If
rest were about stopping, or quitting, or being passive, I would have left this post blank to demonstrate this. Instead, let’s entertain the idea that rest is
active. Rest is active because life has a fullness of presence within you no matter what you are
doing, or not doing.
Charise’s Turn:
Have
you heard of constructive rest? This is a technique I learned in the early
1980s as part of my education for a master’s degree in dance/movement therapy.
What we did is lie on the floor with our feet planted and knees bent and arms
crossed over each other at our chests, even allowing the knees to rest against
each other so that the least amount of effort was employed to support the body
(described further in Human Movement
Potential by Lulu Sweigard, PhD).
Our
instructor, Andre Bernard, led us through a visualization of being a suit of
clothes, allowing for more slackness of muscles and emptying of holding
patterns.
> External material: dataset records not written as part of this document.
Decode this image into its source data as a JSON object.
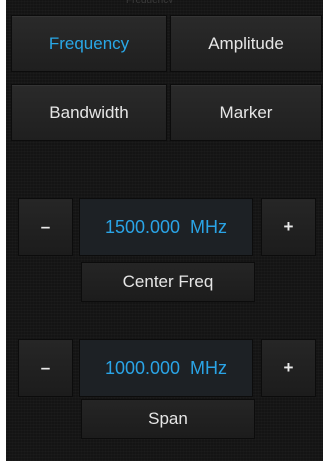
{
  "header_strip": "Frequency",
  "tabs": [
    {
      "label": "Frequency",
      "active": true
    },
    {
      "label": "Amplitude",
      "active": false
    },
    {
      "label": "Bandwidth",
      "active": false
    },
    {
      "label": "Marker",
      "active": false
    }
  ],
  "center_freq": {
    "decrement_label": "–",
    "value": "1500.000  MHz",
    "increment_label": "+",
    "label": "Center Freq"
  },
  "span": {
    "decrement_label": "–",
    "value": "1000.000  MHz",
    "increment_label": "+",
    "label": "Span"
  },
  "colors": {
    "accent": "#29a7e6",
    "background": "#141414",
    "button": "#242424",
    "text": "#e6e6e6"
  }
}
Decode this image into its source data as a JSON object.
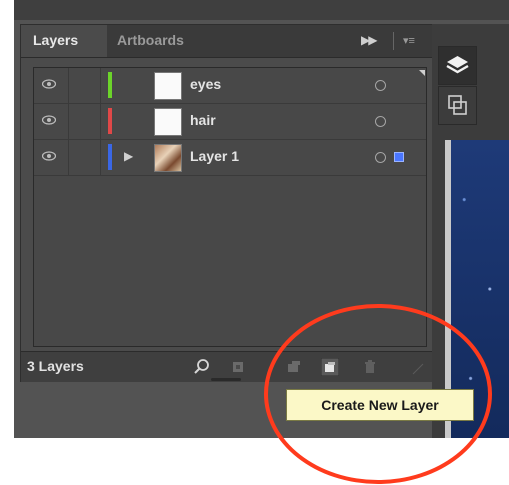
{
  "panel": {
    "tabs": [
      {
        "label": "Layers"
      },
      {
        "label": "Artboards"
      }
    ],
    "flyout_menu_icon": "double-chevron-right-icon"
  },
  "layers": [
    {
      "name": "eyes",
      "color": "#6cd42a",
      "thumbnail": "white",
      "expandable": false,
      "selected": false
    },
    {
      "name": "hair",
      "color": "#e04848",
      "thumbnail": "white",
      "expandable": false,
      "selected": false
    },
    {
      "name": "Layer 1",
      "color": "#3a67e6",
      "thumbnail": "photo",
      "expandable": true,
      "selected": true
    }
  ],
  "footer": {
    "count_label": "3 Layers",
    "icons": [
      "locate-object-icon",
      "make-clipping-mask-icon",
      "create-sublayer-icon",
      "create-new-layer-icon",
      "delete-icon"
    ]
  },
  "dock": {
    "icons": [
      "layers-icon",
      "artboards-icon"
    ]
  },
  "tooltip": {
    "text": "Create New Layer"
  },
  "colors": {
    "accent_annotation": "#ff3b1d",
    "selection_blue": "#4a76ff"
  }
}
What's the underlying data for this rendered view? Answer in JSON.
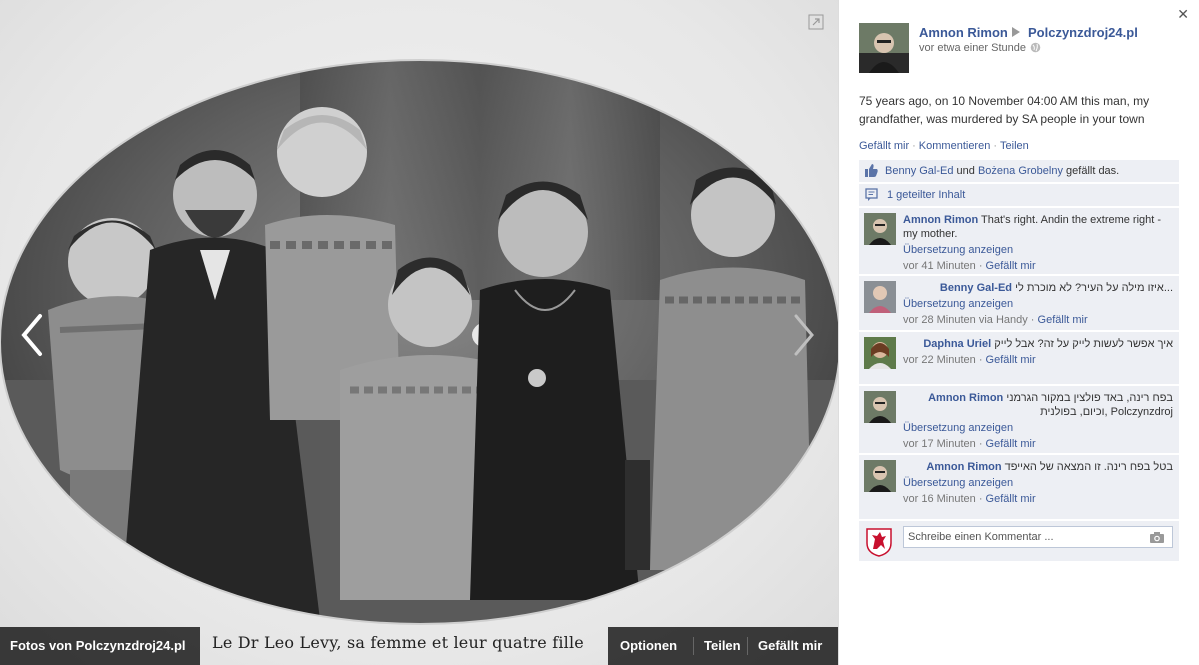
{
  "photo": {
    "printed_caption": "Le Dr Leo Levy, sa femme et leur quatre fille",
    "prev_label": "Previous photo",
    "next_label": "Next photo"
  },
  "bottom_bar": {
    "album_link": "Fotos von Polczynzdroj24.pl",
    "options": "Optionen",
    "share": "Teilen",
    "like": "Gefällt mir"
  },
  "post": {
    "author": "Amnon Rimon",
    "page": "Polczynzdroj24.pl",
    "time": "vor etwa einer Stunde",
    "text": "75 years ago, on 10 November 04:00 AM this man, my grandfather, was murdered by SA people in your town",
    "actions": {
      "like": "Gefällt mir",
      "comment": "Kommentieren",
      "share": "Teilen"
    }
  },
  "likes": {
    "person1": "Benny Gal-Ed",
    "and_word": "und",
    "person2": "Bożena Grobelny",
    "suffix": "gefällt das."
  },
  "shares": {
    "label": "1 geteilter Inhalt"
  },
  "comments": [
    {
      "author": "Amnon Rimon",
      "text": "That's right. Andin the extreme right - my mother.",
      "translate": "Übersetzung anzeigen",
      "time": "vor 41 Minuten",
      "via": "",
      "like": "Gefällt mir"
    },
    {
      "author": "Benny Gal-Ed",
      "text": "איזו מילה על העיר? לא מוכרת לי...",
      "translate": "Übersetzung anzeigen",
      "time": "vor 28 Minuten",
      "via": "via Handy",
      "like": "Gefällt mir"
    },
    {
      "author": "Daphna Uriel",
      "text": "איך אפשר לעשות לייק על זה? אבל לייק",
      "translate": "",
      "time": "vor 22 Minuten",
      "via": "",
      "like": "Gefällt mir"
    },
    {
      "author": "Amnon Rimon",
      "text": "בפח רינה, באד פולצין במקור הגרמני וכיום, בפולנית, Polczynzdroj",
      "translate": "Übersetzung anzeigen",
      "time": "vor 17 Minuten",
      "via": "",
      "like": "Gefällt mir"
    },
    {
      "author": "Amnon Rimon",
      "text": "בטל בפח רינה. זו המצאה של האייפד",
      "translate": "Übersetzung anzeigen",
      "time": "vor 16 Minuten",
      "via": "",
      "like": "Gefällt mir"
    }
  ],
  "compose": {
    "placeholder": "Schreibe einen Kommentar ..."
  },
  "colors": {
    "link": "#3b5998",
    "panel_row": "#edeff4",
    "bar": "#141414"
  },
  "icons": [
    "expand-icon",
    "close-icon",
    "chevron-left-icon",
    "chevron-right-icon",
    "arrow-right-icon",
    "globe-icon",
    "thumbs-up-icon",
    "share-icon",
    "camera-icon",
    "griffin-crest-icon"
  ]
}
This was a way of coming to neutral, of inhibiting habits of tension.
He told us that stress is necessary in life, that a stress free body is a dead
body, that eliminating stress is not a goal, that greater ease in the body and more efficiency of movement can be accomplished with constructive rest.
Get Fired Up:
Get
on the floor! Place the soles of
your feet onto the surface you are lying on so that your knees are bent, and
allow your arms to drape across your chest or at your sides. Close your eyes
and follow your breathing, rest.
Do it again another day. Get on the floor!